In November 2018 researchers from the UK published their review of the medical scientific literature to assess first time fathers’ experiences and needs in relation to their mental health and wellbeing during their transition to fatherhood, from commencement of pregnancy until one year after birth. A total of 22 studies involving 351 first time fathers were included in the review. Nine studies were from the UK, three from Sweden, three from Australia, two from Canada, two from the USA, one from Japan, one from Taiwan and one from Singapore. Results of the review identified 144 fndings which could be categorised as follows: (1) New fatherhood identity, (2) Competing challenges of new fatherhood, (3) Negative feelings and fears, (4) Stress and coping, (5) Lack of support, (6) What new fathers want, and (7) Positive aspects of fatherhood. The three main factors that affected first time fathers’ mental health and wellbeing during their transition to fatherhood were identified as the formation of the fatherhood identity, competing challenges of the new fatherhood role and negative feelings and fears relating to it.

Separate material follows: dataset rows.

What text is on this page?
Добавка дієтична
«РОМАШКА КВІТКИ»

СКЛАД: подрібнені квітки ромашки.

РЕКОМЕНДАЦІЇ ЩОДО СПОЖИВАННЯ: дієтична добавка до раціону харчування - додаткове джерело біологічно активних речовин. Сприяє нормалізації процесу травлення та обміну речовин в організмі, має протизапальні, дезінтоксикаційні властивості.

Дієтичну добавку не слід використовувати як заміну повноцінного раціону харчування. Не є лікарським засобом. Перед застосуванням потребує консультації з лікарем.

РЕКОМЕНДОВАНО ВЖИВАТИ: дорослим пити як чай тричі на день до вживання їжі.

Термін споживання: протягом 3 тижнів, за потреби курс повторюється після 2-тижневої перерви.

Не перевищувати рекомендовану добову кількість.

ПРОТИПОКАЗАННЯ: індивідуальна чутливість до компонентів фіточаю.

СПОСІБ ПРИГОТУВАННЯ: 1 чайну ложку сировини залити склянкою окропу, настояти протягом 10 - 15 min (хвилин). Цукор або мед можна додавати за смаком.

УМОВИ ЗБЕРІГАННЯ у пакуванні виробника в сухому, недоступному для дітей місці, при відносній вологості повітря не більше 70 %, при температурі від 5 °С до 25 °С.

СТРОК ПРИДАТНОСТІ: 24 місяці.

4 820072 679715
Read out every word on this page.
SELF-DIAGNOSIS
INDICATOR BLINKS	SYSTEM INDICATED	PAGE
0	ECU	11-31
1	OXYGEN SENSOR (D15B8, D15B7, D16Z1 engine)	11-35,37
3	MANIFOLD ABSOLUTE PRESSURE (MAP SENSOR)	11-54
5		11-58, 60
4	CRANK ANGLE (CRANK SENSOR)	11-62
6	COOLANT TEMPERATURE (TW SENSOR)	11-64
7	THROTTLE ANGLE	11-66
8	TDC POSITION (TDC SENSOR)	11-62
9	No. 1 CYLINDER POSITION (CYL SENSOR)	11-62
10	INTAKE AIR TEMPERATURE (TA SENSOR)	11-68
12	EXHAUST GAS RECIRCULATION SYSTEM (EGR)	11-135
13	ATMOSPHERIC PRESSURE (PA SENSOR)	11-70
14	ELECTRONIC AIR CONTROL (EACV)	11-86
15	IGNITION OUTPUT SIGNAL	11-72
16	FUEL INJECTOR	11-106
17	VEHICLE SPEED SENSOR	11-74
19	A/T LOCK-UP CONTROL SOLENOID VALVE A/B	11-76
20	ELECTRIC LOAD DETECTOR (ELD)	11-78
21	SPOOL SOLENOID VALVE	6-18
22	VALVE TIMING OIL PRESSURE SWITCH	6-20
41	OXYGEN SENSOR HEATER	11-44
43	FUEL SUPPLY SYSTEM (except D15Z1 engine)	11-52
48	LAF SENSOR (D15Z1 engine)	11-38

The role restrictions and changes in lifestyle often resulted in feelings of stress, for which fathers used denial or escape activities, such as smoking, working longer hours or listening to music, as coping techniques. It was also seen that fathers wanted more guidance and support for the preparation for fatherhood, and partner relationship changes.

Baldwin S et al. Mental health and wellbeing during the transition to fatherhood: a systematic review of first time fathers’ experiences. JBI Database System Rev Implement Rep. 2018 Nov;16(11):2118-2191.